七月下旬的一日清晨,何春酿开门时,街上的风已经不像月初那样闷了。
日头还没有完全升起来,巷口卖菜的小贩便挑着担子经过。往日这个时候,最先听见的总是卖凉茶、卖莲蓬的吆喝声,今日却多了几声叫卖梨子的声音。
何春酿搬出门前的木凳,顺手看了一眼那担青梨。
梨子个头不算大,皮色带着一点青黄,晨露还挂在果皮上。她走过去挑了一个,用手指轻轻按了按,“这梨倒下来得早。”

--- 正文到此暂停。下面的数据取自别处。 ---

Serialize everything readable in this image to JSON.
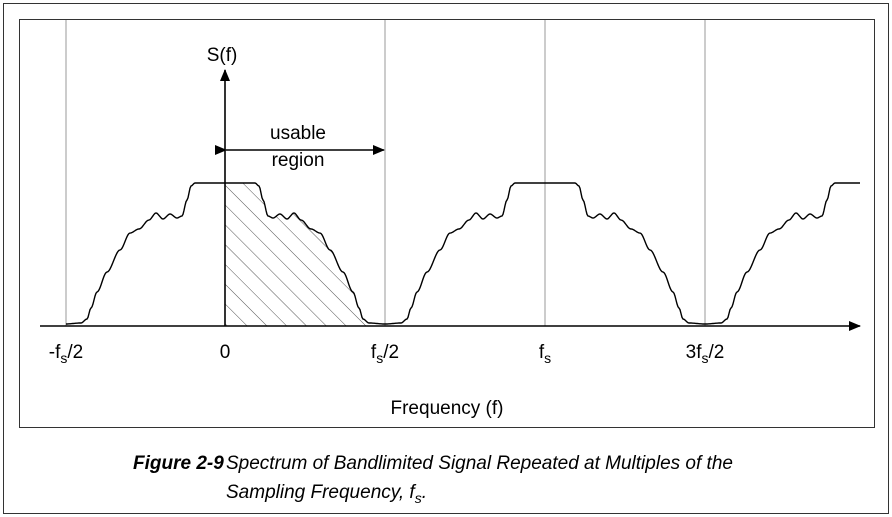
{
  "axis": {
    "y_label": "S(f)",
    "x_label": "Frequency (f)",
    "ticks": [
      [
        "-f",
        "s",
        "/2"
      ],
      [
        "0"
      ],
      [
        "f",
        "s",
        "/2"
      ],
      [
        "f",
        "s"
      ],
      [
        "3f",
        "s",
        "/2"
      ]
    ]
  },
  "annotation": {
    "lines": [
      "usable",
      "region"
    ]
  },
  "caption": {
    "number": "Figure 2-9",
    "lines": [
      "Spectrum of Bandlimited Signal Repeated at Multiples of the",
      "Sampling Frequency, f"
    ],
    "sub": "s",
    "end": "."
  }
}
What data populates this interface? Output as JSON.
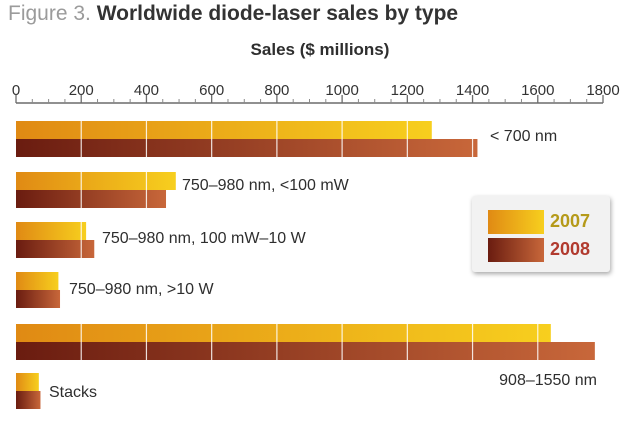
{
  "figure_label": "Figure 3.",
  "figure_title": "Worldwide diode-laser sales by type",
  "colors": {
    "series_2007_light": "#f7cf1e",
    "series_2007_dark": "#e08a14",
    "series_2008_light": "#c8673a",
    "series_2008_dark": "#6a1c10",
    "legend_2007_text": "#b59a1a",
    "legend_2008_text": "#b13a2e"
  },
  "chart_data": {
    "type": "bar",
    "orientation": "horizontal",
    "xlabel": "Sales ($ millions)",
    "xlim": [
      0,
      1800
    ],
    "xticks": [
      "0",
      "200",
      "400",
      "600",
      "800",
      "1000",
      "1200",
      "1400",
      "1600",
      "1800"
    ],
    "categories": [
      "< 700 nm",
      "750–980 nm, <100 mW",
      "750–980 nm, 100 mW–10 W",
      "750–980 nm, >10 W",
      "908–1550 nm",
      "Stacks"
    ],
    "series": [
      {
        "name": "2007",
        "values": [
          1275,
          490,
          215,
          130,
          1640,
          70
        ]
      },
      {
        "name": "2008",
        "values": [
          1415,
          460,
          240,
          135,
          1775,
          75
        ]
      }
    ],
    "grid": true,
    "legend": "right"
  }
}
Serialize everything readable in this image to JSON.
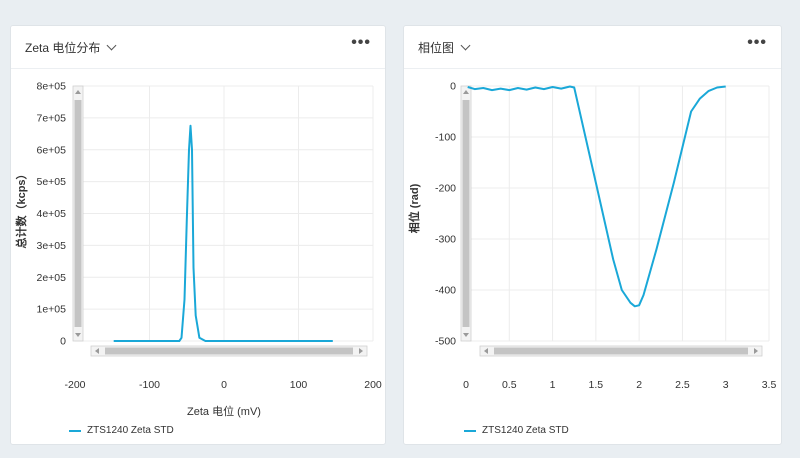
{
  "colors": {
    "series": "#1aa8d8",
    "scrollbar": "#c4c4c4",
    "grid": "#ececec"
  },
  "icons": {
    "menu": "more-horizontal-icon",
    "dropdown": "chevron-down-icon"
  },
  "panels": [
    {
      "title": "Zeta 电位分布",
      "menu_label": "•••",
      "legend_label": "ZTS1240 Zeta STD"
    },
    {
      "title": "相位图",
      "menu_label": "•••",
      "legend_label": "ZTS1240 Zeta STD"
    }
  ],
  "chart_data": [
    {
      "type": "line",
      "xlabel": "Zeta 电位 (mV)",
      "ylabel": "总计数（kcps）",
      "xlim": [
        -200,
        200
      ],
      "ylim": [
        0,
        800000
      ],
      "x_ticks": [
        "-200",
        "-100",
        "0",
        "100",
        "200"
      ],
      "y_ticks": [
        "0",
        "1e+05",
        "2e+05",
        "3e+05",
        "4e+05",
        "5e+05",
        "6e+05",
        "7e+05",
        "8e+05"
      ],
      "grid": true,
      "legend_placement": "bottom-left",
      "series": [
        {
          "name": "ZTS1240 Zeta STD",
          "x": [
            -148,
            -60,
            -57,
            -53,
            -50,
            -47,
            -45,
            -43,
            -41,
            -38,
            -33,
            -25,
            0,
            50,
            100,
            146
          ],
          "y": [
            0,
            0,
            10000,
            130000,
            380000,
            600000,
            675000,
            600000,
            230000,
            80000,
            10000,
            0,
            0,
            0,
            0,
            0
          ]
        }
      ]
    },
    {
      "type": "line",
      "xlabel": "",
      "ylabel": "相位 (rad)",
      "xlim": [
        0,
        3.5
      ],
      "ylim": [
        -500,
        0
      ],
      "x_ticks": [
        "0",
        "0.5",
        "1",
        "1.5",
        "2",
        "2.5",
        "3",
        "3.5"
      ],
      "y_ticks": [
        "-500",
        "-400",
        "-300",
        "-200",
        "-100",
        "0"
      ],
      "grid": true,
      "legend_placement": "bottom-left",
      "series": [
        {
          "name": "ZTS1240 Zeta STD",
          "x": [
            0.02,
            0.1,
            0.2,
            0.3,
            0.4,
            0.5,
            0.6,
            0.7,
            0.8,
            0.9,
            1.0,
            1.1,
            1.2,
            1.25,
            1.5,
            1.7,
            1.8,
            1.9,
            1.95,
            2.0,
            2.05,
            2.2,
            2.4,
            2.6,
            2.7,
            2.8,
            2.9,
            3.0
          ],
          "y": [
            -2,
            -6,
            -4,
            -8,
            -5,
            -8,
            -4,
            -7,
            -3,
            -6,
            -2,
            -5,
            -1,
            -3,
            -190,
            -340,
            -400,
            -425,
            -432,
            -430,
            -410,
            -320,
            -190,
            -50,
            -25,
            -10,
            -3,
            -1
          ]
        }
      ]
    }
  ]
}
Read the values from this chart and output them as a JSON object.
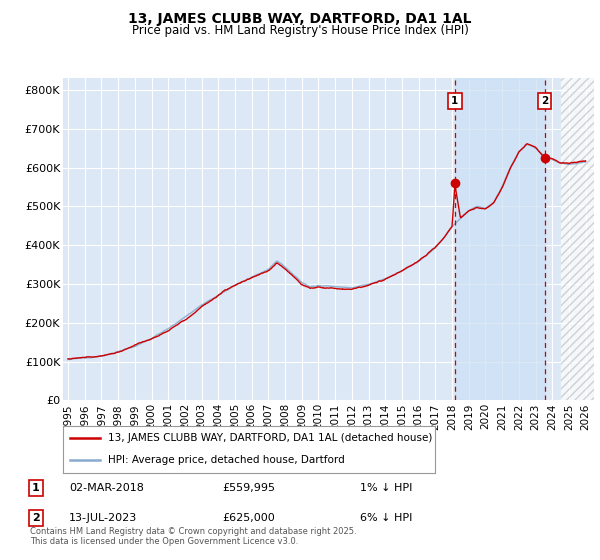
{
  "title": "13, JAMES CLUBB WAY, DARTFORD, DA1 1AL",
  "subtitle": "Price paid vs. HM Land Registry's House Price Index (HPI)",
  "ylabel_ticks": [
    "£0",
    "£100K",
    "£200K",
    "£300K",
    "£400K",
    "£500K",
    "£600K",
    "£700K",
    "£800K"
  ],
  "ytick_values": [
    0,
    100000,
    200000,
    300000,
    400000,
    500000,
    600000,
    700000,
    800000
  ],
  "ylim": [
    0,
    830000
  ],
  "xlim_start": 1994.7,
  "xlim_end": 2026.5,
  "bg_color": "#dce8f5",
  "grid_color": "#ffffff",
  "red_color": "#cc0000",
  "blue_color": "#88aacc",
  "highlight_color": "#d0e4f7",
  "hatch_start": 2024.5,
  "sale1_x": 2018.17,
  "sale1_y": 559995,
  "sale2_x": 2023.54,
  "sale2_y": 625000,
  "legend_line1": "13, JAMES CLUBB WAY, DARTFORD, DA1 1AL (detached house)",
  "legend_line2": "HPI: Average price, detached house, Dartford",
  "ann1_date": "02-MAR-2018",
  "ann1_price": "£559,995",
  "ann1_hpi": "1% ↓ HPI",
  "ann2_date": "13-JUL-2023",
  "ann2_price": "£625,000",
  "ann2_hpi": "6% ↓ HPI",
  "footer": "Contains HM Land Registry data © Crown copyright and database right 2025.\nThis data is licensed under the Open Government Licence v3.0.",
  "xtick_years": [
    1995,
    1996,
    1997,
    1998,
    1999,
    2000,
    2001,
    2002,
    2003,
    2004,
    2005,
    2006,
    2007,
    2008,
    2009,
    2010,
    2011,
    2012,
    2013,
    2014,
    2015,
    2016,
    2017,
    2018,
    2019,
    2020,
    2021,
    2022,
    2023,
    2024,
    2025,
    2026
  ]
}
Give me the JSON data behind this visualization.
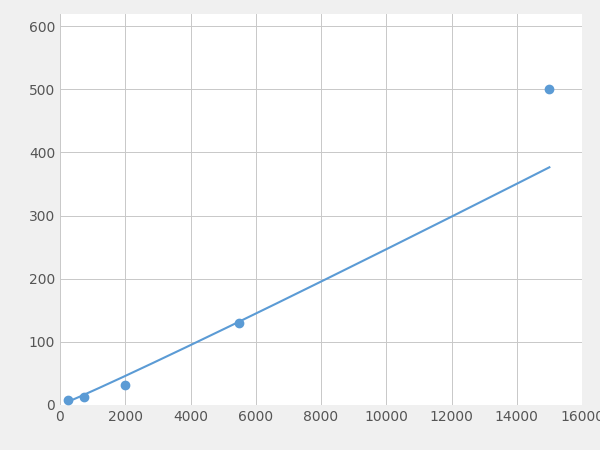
{
  "x_data": [
    250,
    750,
    2000,
    5500,
    15000
  ],
  "y_data": [
    8,
    12,
    32,
    130,
    500
  ],
  "line_color": "#5b9bd5",
  "marker_color": "#5b9bd5",
  "marker_size": 6,
  "marker_style": "o",
  "line_width": 1.5,
  "xlim": [
    0,
    16000
  ],
  "ylim": [
    0,
    620
  ],
  "xticks": [
    0,
    2000,
    4000,
    6000,
    8000,
    10000,
    12000,
    14000,
    16000
  ],
  "yticks": [
    0,
    100,
    200,
    300,
    400,
    500,
    600
  ],
  "grid_color": "#c8c8c8",
  "grid_linestyle": "-",
  "grid_linewidth": 0.7,
  "background_color": "#ffffff",
  "figure_facecolor": "#f0f0f0",
  "tick_labelsize": 10,
  "tick_color": "#555555"
}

那小贩将担子放下,拿袖口擦了擦额头的汗,“可不是么,往年还要再等些日子。今年雨水足,梨树早早便挂了果。昨日刚从城外摘回来,甜味已经足了。”
何春酿把梨子放在鼻尖闻了闻,又问:“一担有多少?”
小贩笑道:“何掌柜这是要买来卖,还是自己吃?”
“先看看。”何春酿又挑了两个,“若是水分足,甜味也够,我就多买一些。”
那小贩听她这样说,连忙挑开上面的梨子,让她看底下的,“您放心,我做这个生意也不是一日两日了。梨子不甜,我也不敢挑到您门前来。”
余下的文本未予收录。